The social mail appeal: Outlook is without doubt a next-generation email service, and has the features and the potential to draw users from Gmail and Yahoo! Mail just as the competition has successfully attracted users away from Hotmail over the past several years. In particular, its integration with leading social media platforms like FacebookLinkedIn and YouTube could be a big draw with Gen Y and Z users, more so as it doesn’t make them wary of being led into yet another social media activity. In fact, assuming that Hotmail and Outlook would coexist for a reasonably long period, their combined user bases could potentially push Microsoft to the top. (See also http://www.businessandmarket.net/2012/08/outlook-and-hotmail-two-mail-services.html)
Big stride towards UC: The promised integration with Skype, along with the inherent presence and calendaring features as well as the new social media integration, could make the unified communication offering in Outlook really very strong and more importantly, cost effective and easy to use. With more and more Windows Phone devices in users’ hands, that could give Microsoft overall some good and steady gains.
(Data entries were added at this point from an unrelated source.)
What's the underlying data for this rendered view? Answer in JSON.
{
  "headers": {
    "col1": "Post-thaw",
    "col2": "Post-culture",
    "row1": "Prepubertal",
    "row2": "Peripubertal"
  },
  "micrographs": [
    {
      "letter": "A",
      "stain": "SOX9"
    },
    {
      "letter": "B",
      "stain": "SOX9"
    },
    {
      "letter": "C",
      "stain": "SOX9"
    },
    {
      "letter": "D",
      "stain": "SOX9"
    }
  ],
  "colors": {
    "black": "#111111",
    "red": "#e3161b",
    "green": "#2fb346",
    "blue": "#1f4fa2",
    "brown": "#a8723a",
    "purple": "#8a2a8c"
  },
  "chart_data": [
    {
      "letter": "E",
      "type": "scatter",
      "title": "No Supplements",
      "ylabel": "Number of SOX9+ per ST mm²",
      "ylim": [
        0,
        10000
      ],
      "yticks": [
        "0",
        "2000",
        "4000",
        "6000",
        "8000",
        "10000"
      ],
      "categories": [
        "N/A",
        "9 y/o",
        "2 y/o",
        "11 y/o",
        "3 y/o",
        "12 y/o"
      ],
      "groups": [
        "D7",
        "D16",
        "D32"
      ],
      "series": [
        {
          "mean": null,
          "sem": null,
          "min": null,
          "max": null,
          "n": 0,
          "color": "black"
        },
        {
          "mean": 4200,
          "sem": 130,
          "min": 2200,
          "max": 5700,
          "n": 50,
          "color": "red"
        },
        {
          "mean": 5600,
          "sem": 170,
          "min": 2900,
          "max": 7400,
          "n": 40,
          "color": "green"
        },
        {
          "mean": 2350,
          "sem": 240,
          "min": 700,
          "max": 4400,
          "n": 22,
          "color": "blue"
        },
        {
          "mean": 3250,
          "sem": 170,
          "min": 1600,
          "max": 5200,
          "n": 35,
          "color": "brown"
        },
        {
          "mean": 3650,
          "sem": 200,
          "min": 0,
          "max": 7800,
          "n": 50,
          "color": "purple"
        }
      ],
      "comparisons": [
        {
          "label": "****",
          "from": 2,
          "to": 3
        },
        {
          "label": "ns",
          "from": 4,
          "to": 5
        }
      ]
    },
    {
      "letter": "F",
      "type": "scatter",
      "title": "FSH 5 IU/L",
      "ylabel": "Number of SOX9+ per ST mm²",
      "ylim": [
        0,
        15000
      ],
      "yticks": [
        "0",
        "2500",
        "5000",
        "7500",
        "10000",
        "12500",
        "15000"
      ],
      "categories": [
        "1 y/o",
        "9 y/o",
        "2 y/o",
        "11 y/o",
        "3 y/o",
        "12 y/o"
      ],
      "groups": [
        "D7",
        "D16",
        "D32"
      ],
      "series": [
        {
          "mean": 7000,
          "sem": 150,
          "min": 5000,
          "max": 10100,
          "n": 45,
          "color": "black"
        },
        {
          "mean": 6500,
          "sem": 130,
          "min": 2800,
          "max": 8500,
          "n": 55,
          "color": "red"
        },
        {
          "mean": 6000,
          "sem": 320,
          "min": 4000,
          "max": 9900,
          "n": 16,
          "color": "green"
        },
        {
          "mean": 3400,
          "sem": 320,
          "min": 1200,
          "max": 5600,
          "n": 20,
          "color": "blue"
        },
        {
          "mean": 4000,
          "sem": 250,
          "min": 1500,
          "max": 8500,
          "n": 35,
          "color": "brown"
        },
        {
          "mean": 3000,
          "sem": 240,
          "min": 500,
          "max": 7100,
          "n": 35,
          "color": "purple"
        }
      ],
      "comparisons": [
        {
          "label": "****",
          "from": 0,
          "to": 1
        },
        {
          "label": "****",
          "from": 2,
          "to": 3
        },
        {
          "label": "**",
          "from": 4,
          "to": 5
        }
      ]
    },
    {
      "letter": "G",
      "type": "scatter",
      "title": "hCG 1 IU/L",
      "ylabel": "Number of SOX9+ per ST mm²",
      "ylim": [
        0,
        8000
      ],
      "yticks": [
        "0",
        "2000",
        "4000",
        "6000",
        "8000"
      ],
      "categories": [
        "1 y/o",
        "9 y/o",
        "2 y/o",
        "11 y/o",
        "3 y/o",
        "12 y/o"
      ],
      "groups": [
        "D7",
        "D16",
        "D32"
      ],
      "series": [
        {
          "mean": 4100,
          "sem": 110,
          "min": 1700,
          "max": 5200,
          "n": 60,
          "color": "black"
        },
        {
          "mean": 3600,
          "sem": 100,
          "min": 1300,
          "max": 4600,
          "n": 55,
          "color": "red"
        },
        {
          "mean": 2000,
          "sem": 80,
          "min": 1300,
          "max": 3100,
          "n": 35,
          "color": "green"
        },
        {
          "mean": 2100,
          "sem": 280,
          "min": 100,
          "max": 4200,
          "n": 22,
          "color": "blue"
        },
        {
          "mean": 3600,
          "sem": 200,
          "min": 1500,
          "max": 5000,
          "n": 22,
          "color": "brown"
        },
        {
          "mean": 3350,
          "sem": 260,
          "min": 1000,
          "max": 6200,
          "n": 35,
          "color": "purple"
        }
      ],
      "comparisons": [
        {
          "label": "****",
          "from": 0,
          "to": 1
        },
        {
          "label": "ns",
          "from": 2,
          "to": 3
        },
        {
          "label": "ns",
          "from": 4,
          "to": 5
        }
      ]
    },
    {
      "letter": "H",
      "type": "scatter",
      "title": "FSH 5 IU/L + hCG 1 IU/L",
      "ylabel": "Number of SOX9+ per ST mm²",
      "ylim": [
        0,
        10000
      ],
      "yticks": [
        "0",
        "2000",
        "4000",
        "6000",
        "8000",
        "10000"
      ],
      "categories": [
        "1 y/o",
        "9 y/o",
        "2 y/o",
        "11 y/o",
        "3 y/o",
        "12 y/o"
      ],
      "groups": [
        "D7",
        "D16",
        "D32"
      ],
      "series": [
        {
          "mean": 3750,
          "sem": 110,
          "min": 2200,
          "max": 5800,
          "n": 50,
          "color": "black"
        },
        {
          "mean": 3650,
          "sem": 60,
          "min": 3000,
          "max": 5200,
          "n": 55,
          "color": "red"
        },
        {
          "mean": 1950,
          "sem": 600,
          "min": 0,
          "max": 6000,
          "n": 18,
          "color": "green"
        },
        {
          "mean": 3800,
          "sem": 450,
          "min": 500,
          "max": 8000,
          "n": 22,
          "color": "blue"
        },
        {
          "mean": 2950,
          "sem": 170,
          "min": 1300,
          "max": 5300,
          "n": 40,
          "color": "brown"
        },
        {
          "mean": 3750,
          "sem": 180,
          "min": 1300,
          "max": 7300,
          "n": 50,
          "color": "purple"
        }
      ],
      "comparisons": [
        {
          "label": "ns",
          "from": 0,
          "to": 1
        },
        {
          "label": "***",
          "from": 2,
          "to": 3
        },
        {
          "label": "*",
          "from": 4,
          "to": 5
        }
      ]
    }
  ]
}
Explains cloud intuitively: Outlook has been the most widely deployed and used email application across industries and geographies. Putting that application on the web or the cloud instantly communicates and exemplifies the cloud model for other Microsoft applications as well. That would make it a ready-for-reference proof-of-concept for Microsoft when engaging potential customers for its various cloud-based services. (See also http://www.businessandmarket.net/2012/08/outlook-can-be-catalyst-for-adoption-of.html)

Now the most important part of all: none of the above could have been argued had Microsoft employed for this anything other than Outlook, let alone Hotmail. Moreover, one hardly saw this coming, especially after the interests Microsoft had exhibited in Yahoo! from time to time. And that’s one more reason why the move is a masterstroke!